Amiamo Dio sopra ogni cosa e viviamo come Figliuoli uniti di sangue al Figliuolo Eterno Sostanziale di Dio.

LE GRANDI VERITÀ CRISTIANE (19)

ADOLFO TANQUEREY

LE GRANDI VERITÀ CRISTIANE CHE GENERANO NELL’ANIMA LA PIETÀ (19)

Vers. ital. di FILIPPO TRUCCO, Prete delle Missioni

ROMA DESCLÉE & C. EDIT. PONTIF. – 1930

NIHIL OBSTAT – Sarzanæ, 8 Maji 1930 J. Fiammengo, Rev. Eccl.

IMPRIMATUR Spediæ, 8 Maji 1930 Can, P. Chiappani, Del. Generalis.

SECONDA PARTE

CAPITOLO IV.

In che senso il popolo cristiano partecipa al sacerdozio di Gesù Cristo.

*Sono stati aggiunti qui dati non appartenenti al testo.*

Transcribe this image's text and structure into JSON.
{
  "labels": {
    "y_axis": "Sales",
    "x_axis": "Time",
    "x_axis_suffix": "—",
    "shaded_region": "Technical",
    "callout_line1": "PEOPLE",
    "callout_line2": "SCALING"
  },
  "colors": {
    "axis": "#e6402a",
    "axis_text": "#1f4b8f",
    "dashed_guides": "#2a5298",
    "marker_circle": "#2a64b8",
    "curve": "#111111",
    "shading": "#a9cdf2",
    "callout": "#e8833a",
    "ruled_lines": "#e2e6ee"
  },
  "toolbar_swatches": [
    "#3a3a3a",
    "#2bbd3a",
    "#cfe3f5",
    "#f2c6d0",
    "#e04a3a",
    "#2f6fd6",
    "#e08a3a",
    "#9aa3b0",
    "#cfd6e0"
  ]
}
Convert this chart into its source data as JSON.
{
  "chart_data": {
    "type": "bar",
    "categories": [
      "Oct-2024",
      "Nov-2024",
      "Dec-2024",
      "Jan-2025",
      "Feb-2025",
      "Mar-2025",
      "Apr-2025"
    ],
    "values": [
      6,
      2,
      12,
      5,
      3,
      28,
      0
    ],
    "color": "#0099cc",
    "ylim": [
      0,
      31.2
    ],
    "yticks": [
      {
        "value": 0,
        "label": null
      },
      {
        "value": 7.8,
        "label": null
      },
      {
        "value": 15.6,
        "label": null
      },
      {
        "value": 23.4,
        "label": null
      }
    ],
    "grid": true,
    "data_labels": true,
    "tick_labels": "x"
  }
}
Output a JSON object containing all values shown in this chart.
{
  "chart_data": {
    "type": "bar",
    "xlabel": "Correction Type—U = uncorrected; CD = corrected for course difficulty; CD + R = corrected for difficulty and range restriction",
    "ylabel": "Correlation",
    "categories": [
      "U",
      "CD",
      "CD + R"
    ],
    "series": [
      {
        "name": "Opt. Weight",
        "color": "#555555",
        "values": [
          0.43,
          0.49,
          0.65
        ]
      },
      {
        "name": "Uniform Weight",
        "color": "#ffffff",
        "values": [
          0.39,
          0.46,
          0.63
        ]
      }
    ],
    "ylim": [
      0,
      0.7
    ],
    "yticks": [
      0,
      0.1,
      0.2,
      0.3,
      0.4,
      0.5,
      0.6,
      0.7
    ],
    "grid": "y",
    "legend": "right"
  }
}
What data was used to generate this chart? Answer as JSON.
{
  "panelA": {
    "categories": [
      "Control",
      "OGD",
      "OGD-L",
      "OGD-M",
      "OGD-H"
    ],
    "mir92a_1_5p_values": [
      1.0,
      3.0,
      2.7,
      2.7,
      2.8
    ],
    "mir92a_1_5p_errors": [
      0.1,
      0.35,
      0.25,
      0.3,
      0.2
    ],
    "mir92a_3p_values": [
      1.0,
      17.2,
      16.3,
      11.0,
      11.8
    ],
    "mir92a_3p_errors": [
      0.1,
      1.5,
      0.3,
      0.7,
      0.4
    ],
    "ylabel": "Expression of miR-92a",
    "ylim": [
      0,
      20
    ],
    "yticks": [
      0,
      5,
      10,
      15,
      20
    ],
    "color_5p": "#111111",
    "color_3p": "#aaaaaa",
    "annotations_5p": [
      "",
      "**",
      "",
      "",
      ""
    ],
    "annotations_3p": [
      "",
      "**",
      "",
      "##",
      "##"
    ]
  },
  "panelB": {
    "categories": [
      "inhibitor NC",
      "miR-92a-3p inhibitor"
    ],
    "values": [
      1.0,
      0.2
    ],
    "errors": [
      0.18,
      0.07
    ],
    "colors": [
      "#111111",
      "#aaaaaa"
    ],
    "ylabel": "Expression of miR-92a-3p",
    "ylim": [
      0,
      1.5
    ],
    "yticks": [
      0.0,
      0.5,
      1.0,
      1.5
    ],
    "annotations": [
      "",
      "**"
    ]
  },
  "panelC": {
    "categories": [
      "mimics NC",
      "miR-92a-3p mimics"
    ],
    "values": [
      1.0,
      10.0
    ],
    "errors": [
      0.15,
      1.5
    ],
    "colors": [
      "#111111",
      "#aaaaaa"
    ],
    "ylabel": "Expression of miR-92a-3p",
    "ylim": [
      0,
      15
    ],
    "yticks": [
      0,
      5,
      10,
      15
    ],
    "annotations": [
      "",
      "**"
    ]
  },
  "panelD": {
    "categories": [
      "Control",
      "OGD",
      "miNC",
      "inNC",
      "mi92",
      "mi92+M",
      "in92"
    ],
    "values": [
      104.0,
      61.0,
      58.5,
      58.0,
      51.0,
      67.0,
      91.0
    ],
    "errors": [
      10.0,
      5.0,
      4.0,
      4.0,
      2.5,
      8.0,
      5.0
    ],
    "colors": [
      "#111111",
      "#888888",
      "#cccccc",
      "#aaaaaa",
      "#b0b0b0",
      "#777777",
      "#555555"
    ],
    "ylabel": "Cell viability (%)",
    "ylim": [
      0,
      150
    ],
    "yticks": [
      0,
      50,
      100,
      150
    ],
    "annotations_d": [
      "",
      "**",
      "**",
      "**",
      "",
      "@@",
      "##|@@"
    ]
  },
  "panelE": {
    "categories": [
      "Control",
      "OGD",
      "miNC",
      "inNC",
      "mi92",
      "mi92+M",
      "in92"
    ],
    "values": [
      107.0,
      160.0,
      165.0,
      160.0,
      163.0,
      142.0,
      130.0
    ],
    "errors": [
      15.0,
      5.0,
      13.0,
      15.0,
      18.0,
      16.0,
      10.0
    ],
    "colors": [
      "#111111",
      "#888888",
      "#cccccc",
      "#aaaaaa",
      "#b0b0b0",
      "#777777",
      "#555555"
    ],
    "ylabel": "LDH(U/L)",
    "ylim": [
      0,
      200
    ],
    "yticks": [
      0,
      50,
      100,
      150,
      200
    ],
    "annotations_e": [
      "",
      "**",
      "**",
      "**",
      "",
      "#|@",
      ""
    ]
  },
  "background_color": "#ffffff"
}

L’Apostolo san Pietro, volendo esortare i primi Cristiani a unirsi a Nostro Signore Gesù Cristo per progredir nella santità, richiama i loro titoli di nobiltà : « Voi siete, egli dice, una stirpe eletta, un sacerdozio regale, una nazione santa, un popolo di acquisto, per predicare le perfezioni di Colui che vi ha chiamato dalle tenebre all’ammirabile sua luce; voi che una volta non eravate suo popolo e che siete ora il popolo di Dio » (S. Petr. II, 9-10). Bellissime parole molto atte a farci intendere tutta la dignità del Cristiano. Se il popolo di Israele era detto una volta il popolo eletto per le tante meraviglie che per lui operò il Signore, che dire ora del popolo cristiano che lo stesso Figlio di Dio si acquistò col prezzo del suo sangue? Incorporandoselo col Battesimo, Gesù volle farlo partecipare in un determinato grado anche al regale suo Sacerdozio. Riserba, è vero, il carattere sacerdotale ai soli suoi Sacerdoti, come già sopra spiegammo, ma vuole che anche ogni Cristiano abbia vera parte, sebbene secondaria, ai poteri e agli uffici del Sacerdozio, e che non si contenti di ricevere i doni. divini, ma che concorra attivamente, sempre però subordinatamente, alla celebrazione del santo Sacrificio della Messa, all’amministrazione di certi sacramenti e all’esercizio dell’apostolato; il che lo obbliga ad essere egli pure nello stesso tempo ostia e sacrificatore. Ecco ciò che intendiamo ora spiegare, affinché i pii fedeli divengano sempre più collaboratori del sacerdote.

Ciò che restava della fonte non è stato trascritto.